Simulations comparing coverage and clipped-based heteroplasmy estimation

Reproduced from the original report of the mgatk-del tool, we note the performance of these different methods of heteroplasmy estimation for 3 deletions derived from individuals with Pearson Syndrome:

Additional performance metrics for clipped and coverage heteroplasmy

Based on these simulations and our other analyses, we currently recommend the following:

  • If you are interested in studying low deletion heteroplasmy (e.g. purifying selection or alleles near 0) and want to minimize the possibility of false positive heteroplasmy, we recommend the clip-based heteroplasmy metric. However, if you are okay with some false positives and want the most sensitive measure, particularly at low coverages (<20x), a coverage-based estimator is a reasonable approach.
  • If you are interested in the most accurate quantification metrics at a range of values (e.g. fraction of deleted molecules in a cybrid experiment), we generally recommend the coverage-based heteroplasmy estimate as we find it to work off the shelf most consistently (i.e. lowest mean absolute error, typically, and at lower coverages, as shown above).
  • If you have to process lots of cells within an experiment (i.e. >20,000 cells), the coverage-based estimation is more computationally efficient.

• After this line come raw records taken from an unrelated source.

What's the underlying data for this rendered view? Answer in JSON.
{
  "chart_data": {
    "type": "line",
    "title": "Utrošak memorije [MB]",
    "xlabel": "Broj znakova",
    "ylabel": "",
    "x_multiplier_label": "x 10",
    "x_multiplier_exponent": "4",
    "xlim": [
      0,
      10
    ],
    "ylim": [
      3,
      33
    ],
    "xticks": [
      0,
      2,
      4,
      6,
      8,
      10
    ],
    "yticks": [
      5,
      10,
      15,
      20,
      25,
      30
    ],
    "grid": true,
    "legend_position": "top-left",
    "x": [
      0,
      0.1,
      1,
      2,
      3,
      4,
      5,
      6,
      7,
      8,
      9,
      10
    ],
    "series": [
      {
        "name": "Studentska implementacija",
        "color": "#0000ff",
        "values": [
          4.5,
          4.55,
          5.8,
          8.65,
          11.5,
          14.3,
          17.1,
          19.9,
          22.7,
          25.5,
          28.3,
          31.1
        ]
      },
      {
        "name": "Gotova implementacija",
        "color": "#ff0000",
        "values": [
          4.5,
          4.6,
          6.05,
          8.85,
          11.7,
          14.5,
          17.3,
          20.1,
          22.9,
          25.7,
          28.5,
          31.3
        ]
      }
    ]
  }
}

We note that one can utilize our published simulation framework to explicitly model your scenario (which deletion; sequencing chemistry read lengths) to explicitly quantify pros and cons of either method for heteroplasmy estimation.


Other notes

Deletion spanning the d-loop

  • During our evaluation and benchmarking of the mgatk-del, we examined whether our workflow could detect deletions that span the ends of the mtDNA reference contig (in the d-loop). Indeed, we were sensitive to detect this junction and verified that the standard workflow could be applied.
span-0

Shown are the results of the simulated del15000-1000 mapped to the default hg38 genome and then quantified with mgatk-del. The red bars represent the abundance of clipped reads at the simulated deletion junctions, verifying that our deletion method would identify the junctions.

Thus, while we expect most deletions to occur between the origins of replication (Oh and Ol), we anticipate that mgatk-del can accurately identify and quantify deletions wherever they may occur.